In what is possibly a world-first move, a church in Australia is providing financial assistance to victims of domestic violence perpetrated by ministers within the organisation.

Women in the Anglican Church in Sydney who have been physically, emotionally and sexually abused by their priest husbands will, for the first time, be able to apply for substantial financial assistance following the establishment of a new fund dedicated to supporting clergy spouses escaping domestic violence.

In what is believed to be a national — and possibly global — first, the Sydney Anglican Synod on Wednesday voted unanimously to create the Ministry Spouse Support Fund, which from January 2019 will allow clergy spouses who have suffered domestic abuse to access an initial sum of $10,000, followed by a one-off payment of up to $50,000.

The initiative is being celebrated by church communities as a long-overdue “first step” towards acknowledging the ongoing hardship many victims of domestic violence face.

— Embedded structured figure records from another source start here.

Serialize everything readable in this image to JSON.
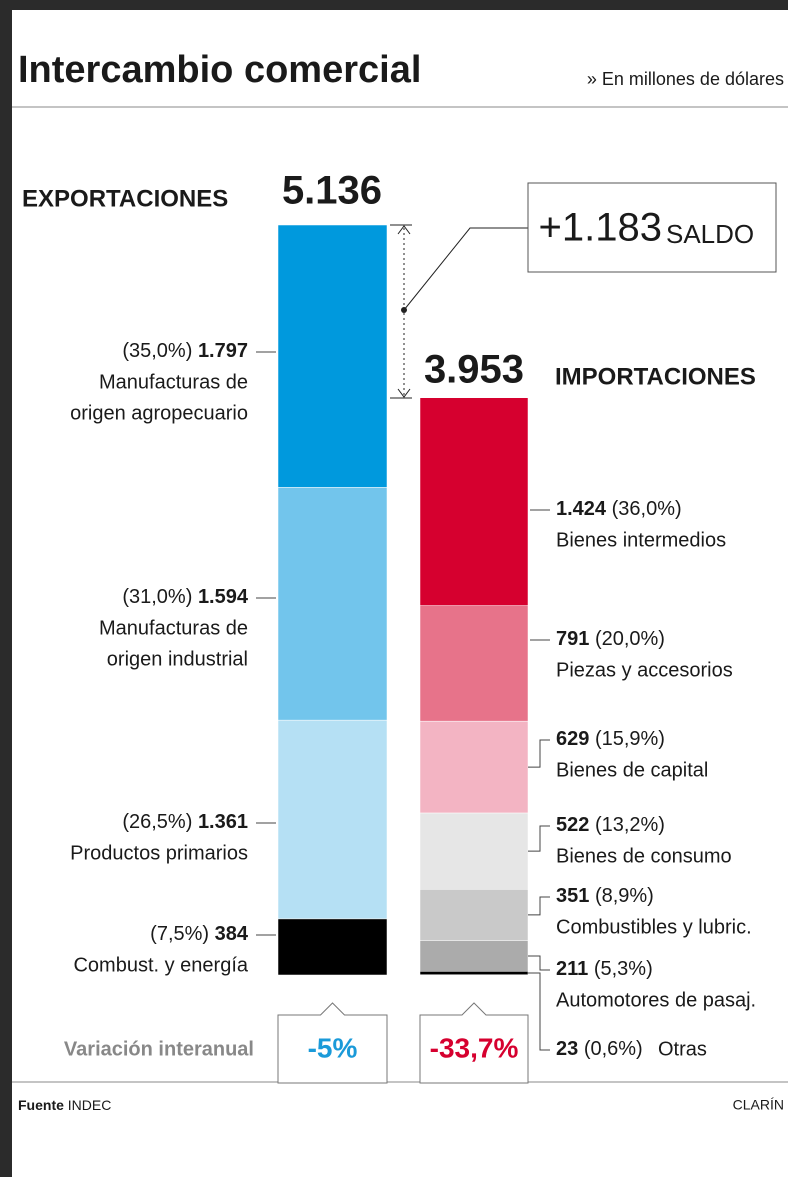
{
  "title": "Intercambio comercial",
  "subtitle": "» En millones de dólares",
  "chart_data": {
    "type": "stacked_bar",
    "exports": {
      "name": "EXPORTACIONES",
      "total": 5136,
      "total_label": "5.136",
      "categories": [
        [
          "Manufacturas de",
          "origen agropecuario"
        ],
        [
          "Manufacturas de",
          "origen industrial"
        ],
        [
          "Productos primarios"
        ],
        [
          "Combust. y energía"
        ]
      ],
      "values": [
        1797,
        1594,
        1361,
        384
      ],
      "value_labels": [
        "1.797",
        "1.594",
        "1.361",
        "384"
      ],
      "pct": [
        35.0,
        31.0,
        26.5,
        7.5
      ],
      "pct_labels": [
        "(35,0%)",
        "(31,0%)",
        "(26,5%)",
        "(7,5%)"
      ],
      "colors": [
        "#0099dd",
        "#72c5ec",
        "#b5e0f4",
        "#000000"
      ],
      "variation": -5,
      "variation_label": "-5%",
      "variation_color": "#1a9ad9"
    },
    "imports": {
      "name": "IMPORTACIONES",
      "total": 3953,
      "total_label": "3.953",
      "categories": [
        [
          "Bienes intermedios"
        ],
        [
          "Piezas y accesorios"
        ],
        [
          "Bienes de capital"
        ],
        [
          "Bienes de consumo"
        ],
        [
          "Combustibles y lubric."
        ],
        [
          "Automotores de pasaj."
        ],
        [
          "Otras"
        ]
      ],
      "values": [
        1424,
        791,
        629,
        522,
        351,
        211,
        23
      ],
      "value_labels": [
        "1.424",
        "791",
        "629",
        "522",
        "351",
        "211",
        "23"
      ],
      "pct": [
        36.0,
        20.0,
        15.9,
        13.2,
        8.9,
        5.3,
        0.6
      ],
      "pct_labels": [
        "(36,0%)",
        "(20,0%)",
        "(15,9%)",
        "(13,2%)",
        "(8,9%)",
        "(5,3%)",
        "(0,6%)"
      ],
      "colors": [
        "#d6002f",
        "#e7738a",
        "#f3b4c3",
        "#e6e6e6",
        "#c9c9c9",
        "#ababab",
        "#000000"
      ],
      "variation": -33.7,
      "variation_label": "-33,7%",
      "variation_color": "#d6002f"
    },
    "balance": {
      "value": 1183,
      "value_label": "+1.183",
      "label": "SALDO"
    },
    "variation_title": "Variación interanual"
  },
  "footer": {
    "source_label": "Fuente",
    "source": "INDEC",
    "brand": "CLARÍN"
  }
}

But advocates have raised concerns about whether survivors who are currently in financial distress will be able to access Diocesan support, and whether the allocated funding will be sufficient, with many clergy wives who have survived abuse claiming they are still struggling to rebuild their lives years after leaving violent marriages.

It comes almost a year after an ABC investigation revealed the church of all denominations in Australia had known for decades some of its leaders were abusing their spouses — with many misusing bible verses to justify their violence — but had done little to address the problem.

A number of clergy wives — including several in the Sydney Anglican Diocese — told the ABC they had experienced devastating abuse by their husbands but had received disappointing responses from church leaders after reporting it.

Most of the women, having spent sometimes decades serving their parish and raising young families in support of their husbands’ ministry, were suddenly left without a source of income after leaving violent marriages.

domestic violence, clergy, anglican church, divorce, divorce lawyers brisbaneThe new fund, which has a budget of $150,000 per year for three years, was first proposed by Mark Tough, senior minister at St Clement’s Anglican Church in Lalor Park, following the Synod’s adoption last year of a provisional policy for responding to domestic abuse.

“A key reason why domestic abuse victims might find it difficult to separate from their spouses”, he said at the time, “is because of potential financial hardship [especially where children are involved].”

Reverend Tough said he was “happy” his request for a “generously provisioned, long-term operating fund” to assist spouses of abusive clergy had been established, but added that, “we need to see how it all works out in practice”.

“My hope is that the fund never has to be used,” Rev Tough said.

A spokesperson for the Anglican Diocese of Sydney said that while the fund would not be operative until next year, financial support would be available in the interim to support affected spouses.

“For historical cases, there was a process before the fund’s establishment, and there were distributions of assistance either through the Archbishop’s use of discretionary funds or through Anglican support services, or both. Those avenues are still available,” the spokesperson said.

Barbara Roberts, leader of the website A Cry For Justice, said she believed the creation of a fund to support abused clergy spouses was “a world first” and would help survivors secure new housing, address health problems and repay any debts incurred as a result of their abuse.

“Many victims suffer from chronic health problems that have been brought on or exacerbated by the abuse … Some abusers have prevented their victims from getting proper health and dental treatment for years.”

Survivors, too, have praised the move, but some remain concerned about whether it will be enough to support families affected by abuse in the long-term, particularly in a church that many argue is still grappling with cultural and theological questions about the role and status of women in the leadership, and in marriage.

One woman, who endured years of physical and sexual assault, financial abuse and coercive control by her ex-husband, a Sydney Anglican minister, said the fund was a “great first step” in part because it acknowledged the reality that “clergy could also act in such offensive ways”.

“That there is aid being set aside for clergy spouses affected [by abuse] and a training module being developed for clergy and church workers is vital,” she said.

“My ongoing concern is that there does not seem to be any clear awareness of the long-term effect that domestic violence has on families … and the need for long-term support, care and safety.”